558    Derhalve moeten verzoeksters’ grieven betreffende de beoordeling van de gemeenschappelijke beschrijving van de feiten door de Commissie van de hand worden gewezen.

d)     Bijzondere grieven van RZB en BA-CA

 Erkenning door RZB van het mededingingsverstorende doel van de inbreuk

559    Het betoog van RZB dat de Commissie ermee rekening had moeten houden dat zij het mededingingsverstorende doel uitdrukkelijk had toegegeven, kan niet slagen. De erkenning van het bestaan van een kartel kan het werk van de Commissie bij het onderzoek meer vergemakkelijken dan de loutere erkenning van de juistheid van de feiten, zodat de Commissie de ondernemingen die de feiten hebben erkend, anders kan behandelen dan de ondernemingen die ook het bestaan van een kartel hebben erkend (arrest KTS, punt 333 supra, punt 270). De Commissie is echter niet verplicht een dergelijk onderscheid te maken. Zij moet immers in elk individueel geval beoordelen of die bekentenis haar werk daadwerkelijk heeft vergemakkelijkt. Het mededingingsverstorende doel van het in casu betrokken gedrag vloeit echter voor de meeste bijeenkomsten waarvan het bestaan door alle banken is toegegeven, voort uit het onderwerp zelf daarvan, namelijk de prijzen of andere mededingingsparameters. De uitdrukkelijke bekentenis van dat doel voegt daaraan niets toe. Derhalve was de Commissie in casu niet verplicht de geldboete om die reden te verlagen.

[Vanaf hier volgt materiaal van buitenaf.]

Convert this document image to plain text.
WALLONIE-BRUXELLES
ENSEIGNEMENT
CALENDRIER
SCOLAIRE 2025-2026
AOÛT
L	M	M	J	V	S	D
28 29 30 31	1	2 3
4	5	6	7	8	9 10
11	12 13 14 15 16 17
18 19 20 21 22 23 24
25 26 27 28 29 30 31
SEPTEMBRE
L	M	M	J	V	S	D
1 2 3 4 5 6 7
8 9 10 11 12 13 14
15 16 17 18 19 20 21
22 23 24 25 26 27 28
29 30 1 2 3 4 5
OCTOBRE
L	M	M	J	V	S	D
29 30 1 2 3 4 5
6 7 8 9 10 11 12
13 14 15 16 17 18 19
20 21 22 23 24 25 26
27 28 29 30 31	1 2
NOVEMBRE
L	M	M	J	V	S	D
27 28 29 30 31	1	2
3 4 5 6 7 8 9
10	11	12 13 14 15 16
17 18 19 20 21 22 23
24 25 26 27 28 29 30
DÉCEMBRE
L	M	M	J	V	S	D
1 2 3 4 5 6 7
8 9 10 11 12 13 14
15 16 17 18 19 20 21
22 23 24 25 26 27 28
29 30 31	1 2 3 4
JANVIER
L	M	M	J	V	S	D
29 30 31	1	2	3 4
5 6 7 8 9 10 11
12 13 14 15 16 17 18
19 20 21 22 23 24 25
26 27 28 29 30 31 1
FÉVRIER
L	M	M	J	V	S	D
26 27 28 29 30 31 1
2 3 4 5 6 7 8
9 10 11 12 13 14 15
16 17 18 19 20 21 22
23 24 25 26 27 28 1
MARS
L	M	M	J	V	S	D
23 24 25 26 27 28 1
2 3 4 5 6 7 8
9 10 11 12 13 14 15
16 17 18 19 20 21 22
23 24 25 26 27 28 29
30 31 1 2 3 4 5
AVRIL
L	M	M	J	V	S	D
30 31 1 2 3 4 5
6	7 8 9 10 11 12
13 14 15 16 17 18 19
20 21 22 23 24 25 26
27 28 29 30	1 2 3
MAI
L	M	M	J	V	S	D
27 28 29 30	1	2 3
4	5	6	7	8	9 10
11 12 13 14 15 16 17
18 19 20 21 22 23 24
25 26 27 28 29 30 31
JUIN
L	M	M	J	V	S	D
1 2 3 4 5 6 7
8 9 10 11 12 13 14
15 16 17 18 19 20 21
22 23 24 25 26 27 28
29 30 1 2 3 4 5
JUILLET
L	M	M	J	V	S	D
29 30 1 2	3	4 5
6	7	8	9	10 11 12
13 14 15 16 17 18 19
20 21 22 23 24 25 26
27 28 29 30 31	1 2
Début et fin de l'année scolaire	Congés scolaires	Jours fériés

 Door BA-CA aangevoerde bijkomende gegevens

560    Met betrekking tot de 33 ordners met meer dan 10 000 bladzijden aan documenten die BA-CA in april 1999 aan de Commissie had gezonden, zij eraan herinnerd dat de banken met de overlegging van de gemeenschappelijke beschrijving van de feiten alle op dezelfde wijze aan het onderzoek hebben willen meewerken, zodat de inachtneming van de gelijke behandeling in het kader van de toepassing van de mededeling inzake medewerking vereist dat een eventuele verlaging van de geldboete uit dien hoofde voor alle banken gelijk is (arrest KTS, punt 333 supra, punt 270). In die omstandigheden kan de overlegging van bijkomende documenten door een van de banken een verdere verlaging van haar individuele geldboete enkel rechtvaardigen indien die medewerking daadwerkelijk nieuwe en nuttige gegevens heeft opgeleverd in verhouding tot die welke alle ondernemingen gemeenschappelijk hebben verstrekt. Zoals de Commissie terecht opmerkt, is de waarde van die bijkomende documenten voorts omgekeerd evenredig aan de waarde van de gemeenschappelijke beschrijving van de feiten: indien die beschrijving uitputtend was, kunnen de door BA-CA overgelegde nieuwe documenten niets belangrijks hebben bijgedragen, terwijl in het omgekeerde geval het nut van de gemeenschappelijke beschrijving van de feiten beperkt moet worden geacht.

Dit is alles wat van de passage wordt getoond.